The following article applies to those who use motor vehicles in the course of running their businesses.

FBT Motor Vehicle Exemption – Updated Guidelines

For many years, many entities have enjoyed a FBT exemption where:

  • the vehicle is a panel van, utility (ute) or other commercial vehicle (that is, one not designed principally to carry passengers)
  • the employee’s private use of such a vehicle is limited to
    • travel between home and work
    • travel that is incidental to travel in the course of duties of employment
    • non-work related use that is minor, infrequent and irregular (eg: occasional use of the vehicle to remove domestic rubbish).
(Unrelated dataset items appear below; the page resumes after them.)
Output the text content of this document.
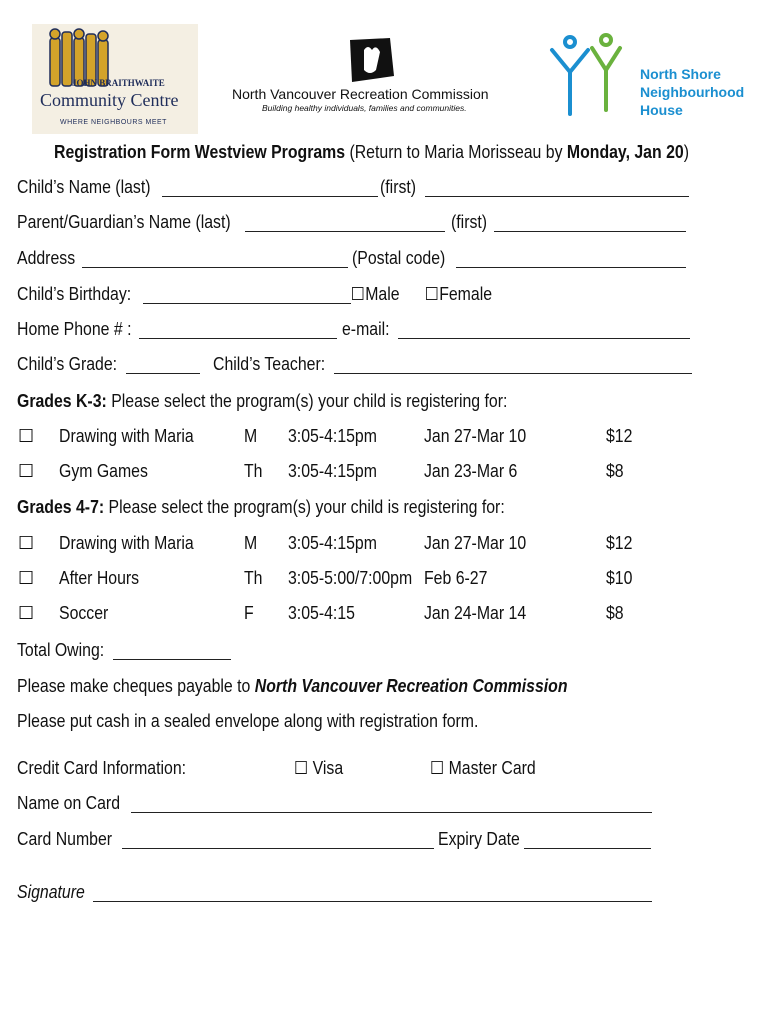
JOHN BRAITHWAITE
Community Centre
WHERE NEIGHBOURS MEET
North Vancouver Recreation Commission
Building healthy individuals, families and communities.
North Shore
Neighbourhood
House
Registration Form Westview Programs (Return to Maria Morisseau by Monday, Jan 20)
Child’s Name (last)	(first)
Parent/Guardian’s Name (last)	(first)
Address	(Postal code)
Child’s Birthday:	Male	Female
Home Phone # :	e-mail:
Child’s Grade:	Child’s Teacher:
Grades K-3: Please select the program(s) your child is registering for:
☐ Drawing with Maria	M 3:05-4:15pm	Jan 27-Mar 10	$12
☐ Gym Games	Th 3:05-4:15pm	Jan 23-Mar 6	$8
Grades 4-7: Please select the program(s) your child is registering for:
☐ Drawing with Maria	M 3:05-4:15pm	Jan 27-Mar 10	$12
☐ After Hours	Th 3:05-5:00/7:00pm Feb 6-27	$10
☐ Soccer	F 3:05-4:15	Jan 24-Mar 14	$8
Total Owing:
Please make cheques payable to North Vancouver Recreation Commission
Please put cash in a sealed envelope along with registration form.
Credit Card Information:	☐ Visa	☐ Master Card
Name on Card
Card Number	Expiry Date
Signature
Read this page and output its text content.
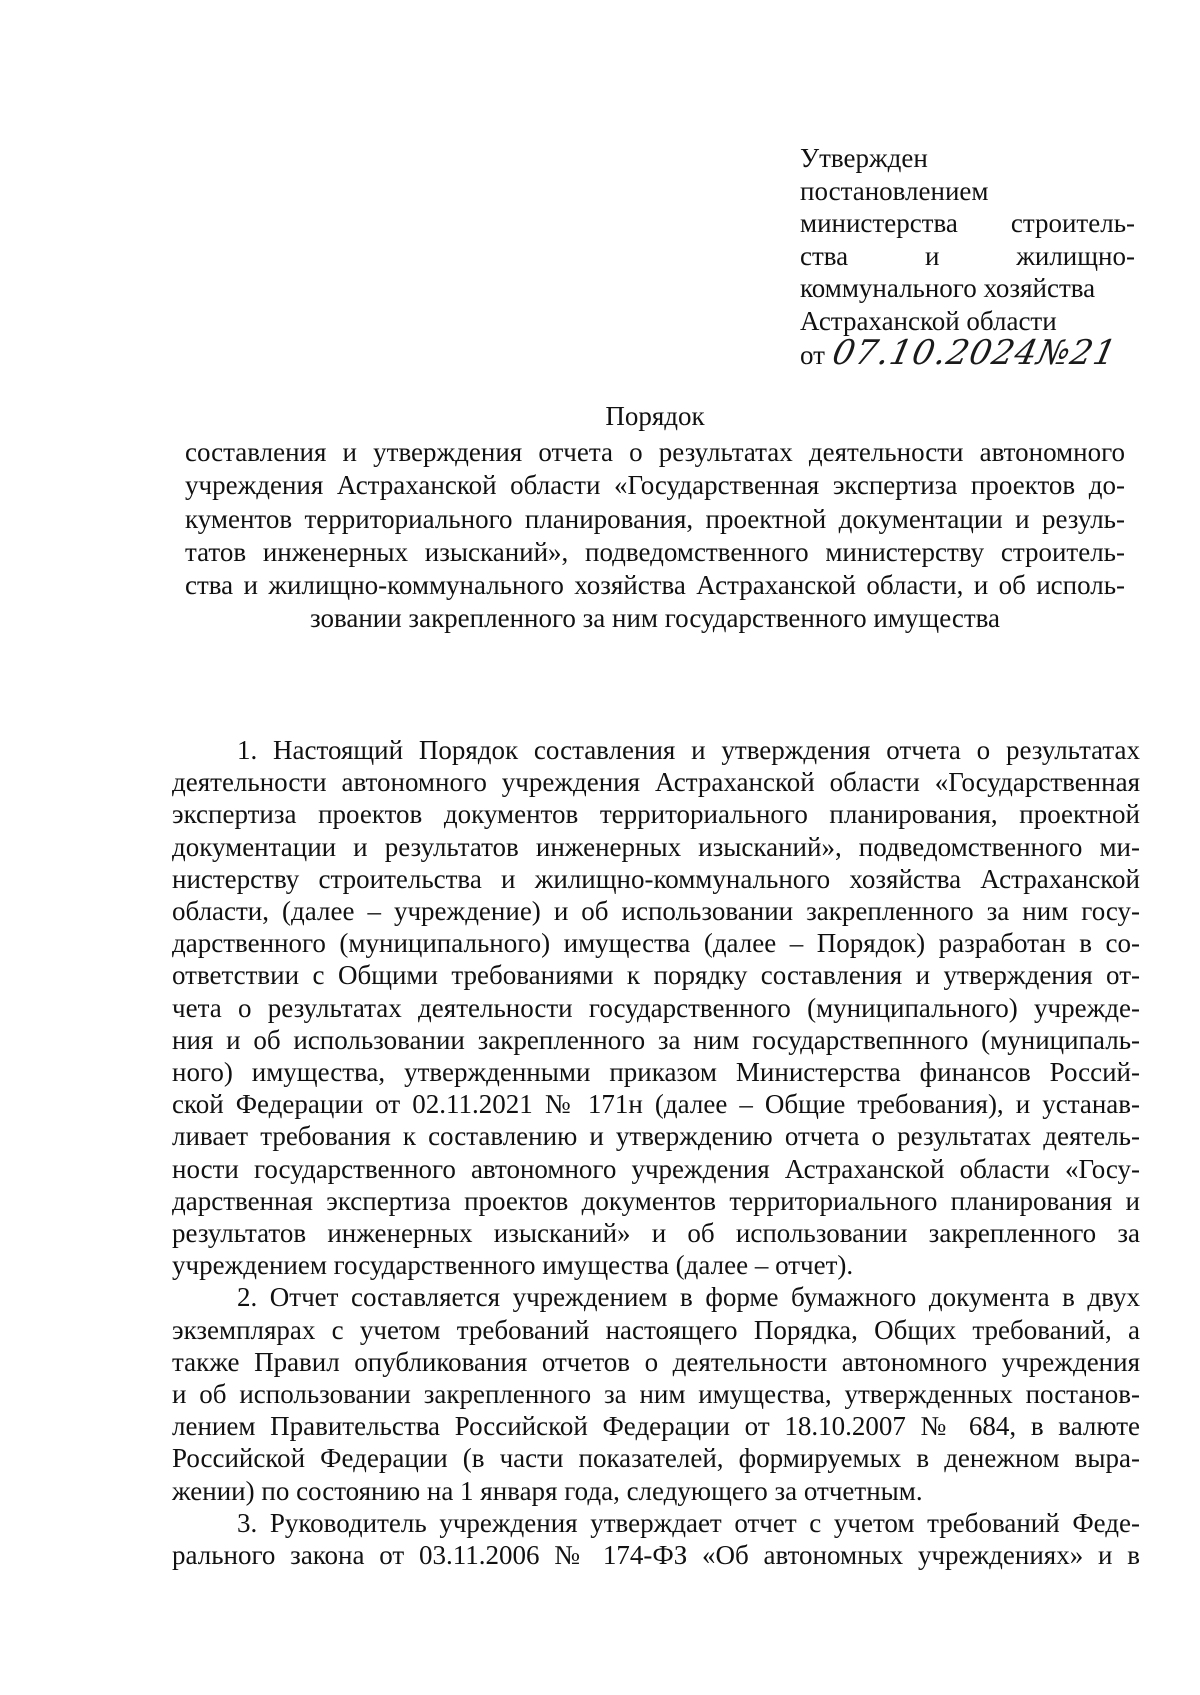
Утвержден
постановлением
министерства строитель-
ства	и	жилищно-
коммунального хозяйства
Астраханской области
от 07.10.2024№21
Порядок
составления и утверждения отчета о результатах деятельности автономного
учреждения Астраханской области «Государственная экспертиза проектов до-
кументов территориального планирования, проектной документации и резуль-
татов инженерных изысканий», подведомственного министерству строитель-
ства и жилищно-коммунального хозяйства Астраханской области, и об исполь-
зовании закрепленного за ним государственного имущества
1. Настоящий Порядок составления и утверждения отчета о результатах
деятельности автономного учреждения Астраханской области «Государственная
экспертиза проектов документов территориального планирования, проектной
документации и результатов инженерных изысканий», подведомственного ми-
нистерству строительства и жилищно-коммунального хозяйства Астраханской
области, (далее – учреждение) и об использовании закрепленного за ним госу-
дарственного (муниципального) имущества (далее – Порядок) разработан в со-
ответствии с Общими требованиями к порядку составления и утверждения от-
чета о результатах деятельности государственного (муниципального) учрежде-
ния и об использовании закрепленного за ним государствепнного (муниципаль-
ного) имущества, утвержденными приказом Министерства финансов Россий-
ской Федерации от 02.11.2021 № 171н (далее – Общие требования), и устанав-
ливает требования к составлению и утверждению отчета о результатах деятель-
ности государственного автономного учреждения Астраханской области «Госу-
дарственная экспертиза проектов документов территориального планирования и
результатов инженерных изысканий» и об использовании закрепленного за
учреждением государственного имущества (далее – отчет).
2. Отчет составляется учреждением в форме бумажного документа в двух
экземплярах с учетом требований настоящего Порядка, Общих требований, а
также Правил опубликования отчетов о деятельности автономного учреждения
и об использовании закрепленного за ним имущества, утвержденных постанов-
лением Правительства Российской Федерации от 18.10.2007 № 684, в валюте
Российской Федерации (в части показателей, формируемых в денежном выра-
жении) по состоянию на 1 января года, следующего за отчетным.
3. Руководитель учреждения утверждает отчет с учетом требований Феде-
рального закона от 03.11.2006 № 174-ФЗ «Об автономных учреждениях» и в
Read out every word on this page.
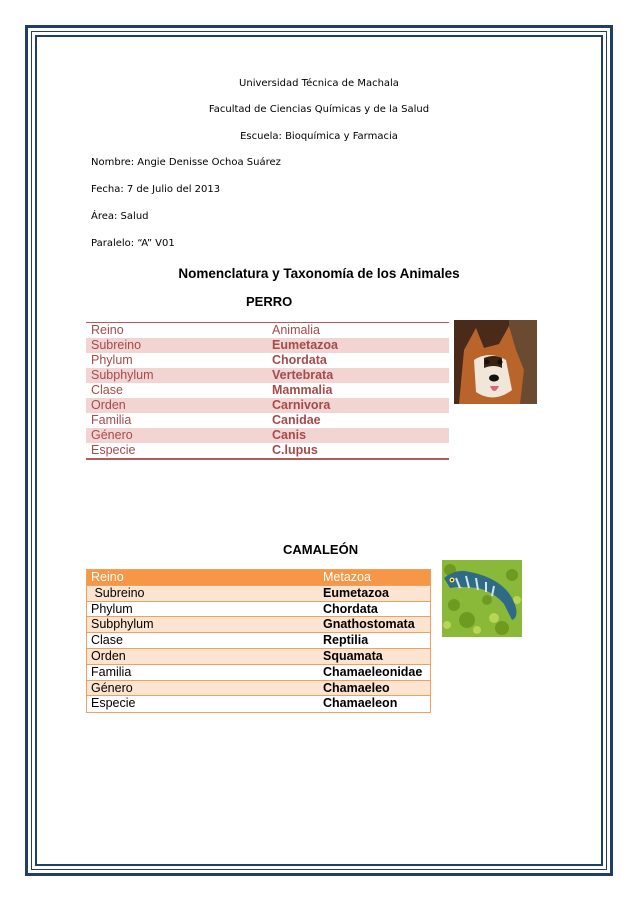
Universidad Técnica de Machala
Facultad de Ciencias Químicas y de la Salud
Escuela: Bioquímica y Farmacia
Nombre: Angie Denisse Ochoa Suárez
Fecha: 7 de Julio del 2013
Área: Salud
Paralelo: “A” V01
Nomenclatura y Taxonomía de los Animales
PERRO
Reino	Animalia
Subreino	Eumetazoa
Phylum	Chordata
Subphylum	Vertebrata
Clase	Mammalia
Orden	Carnivora
Familia	Canidae
Género	Canis
Especie	C.lupus
CAMALEÓN
Reino	Metazoa
Subreino	Eumetazoa
Phylum	Chordata
Subphylum	Gnathostomata
Clase	Reptilia
Orden	Squamata
Familia	Chamaeleonidae
Género	Chamaeleo
Especie	Chamaeleon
These have been a grey area and have caused confusion to business owners when attempting to work out whether their vehicles are exempt or not.

The ATO has recently released new guidelines to reduce confusion and provide more certainty for employers when applying the FBT exemptions. The guidance notes relate to the clarification on the definition of an employee’s (and/or their associate’s) private use where it is ‘minor, infrequent and irregular’ for FBT purposes.

If you believe you fall under this category and would like more clarity, contact us for more information and we can talk you through this over the phone, or via email.

2018 FBT Return Lodgement

The FBT year has ended 31 March 2018. For those who require a return lodgement, your FBT Return is due by 21 May 2018. Please contact us for instructions on the lodgement of the return.

Motor Vehicle Odometer Readings

For those who provide motor vehicle benefits to employees and/or associates, it is important that you keep records of your vehicle’s odometer reading as at 31 March 2018.